Alla luce di queste motivazioni, la linea del premier ungherese non è quella di porre il veto all'adesione di Kiev nel blocco europeo, ma di posticiparla, o quantomeno di stralciarla dall'agenda del prossimo vertice europei del 14 e 15 dicembre. Una scelta che per il leader sovranista non sarebbe l'abbandono delle prospettive europee dell'Ucraina, dal momento che ha anche proposto una soluzione intermedia basata su un partenariato strategico che "potrebbe durare fino a 5-10 anni, in modo da avvicinarli visto che il divario ora è troppo ampio".

Sul questo fronte, per Orban c'è poi il grande tema dello sblocco dei fondi alla stessa Ungheria. La Commissione ha congelato decine di miliardi di euro a Budapest per non avere adempiuto agli obblighi comunitari legati al rispetto dello stato di diritto.
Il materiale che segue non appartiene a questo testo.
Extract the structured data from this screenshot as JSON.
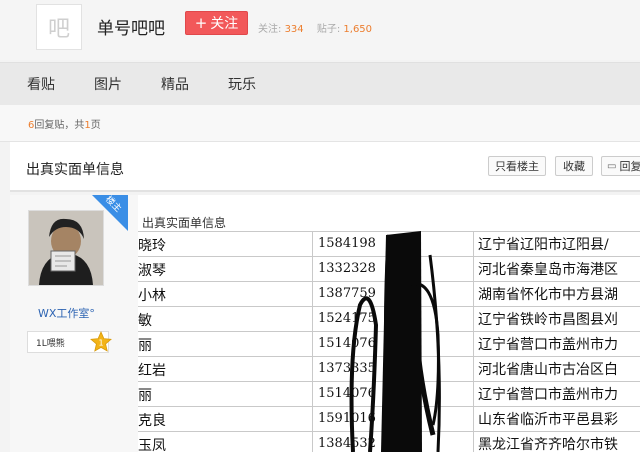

E ora, nella trattativa tra Bruxelles e il governo di Orban non può non entrare la questione dell'ok alla procedura di adesione di Kiev.

Le parole di Orban sono destinate a far discutere, e confermano da un lato la linea ungherese sempre più critica nei confronti di Bruxelles, dall'altro lato una netta divergenza in seno all'Europa orientale, dove invece negli anni scorsi regnava incontrastato il cosiddetto blocco di Visegrad. La guerra in Ucraina ha rotto questo idillio dal momento che specialmente la Polonia ha assunto una posizione nettamente intransigente con la Russia e profondamente atlantista, mentre l'Ungheria ha preferito evitare di interrompere i rapporti con Mosca ribadendo la sua ormai tradizionale posizione equilibrista. Lo si è visto, del resto, anche con l'adesione della Svezia alla Nato, su cui ancora manca proprio il semaforo verde di Budapest.

Recentemente, sul tema è tornato a parlare anche il ministro ungherese degli Esteri, Péter Szijjártó, che ha tuonato contro le sanzioni imposte dall'Occidente alla Russia. "Stiamo negoziando il dodicesimo pacchetto di sanzioni senza conoscere i danni economici che le precedenti hanno causato all'Europa". Queste le parole del ministri riportate su X da Zoltan Kovacs, portavoce di Orban.

E a Bruxelles, ha accusato alcuni governi europei di "proposte che metterebbero a rischio la sicurezza energetica di altri".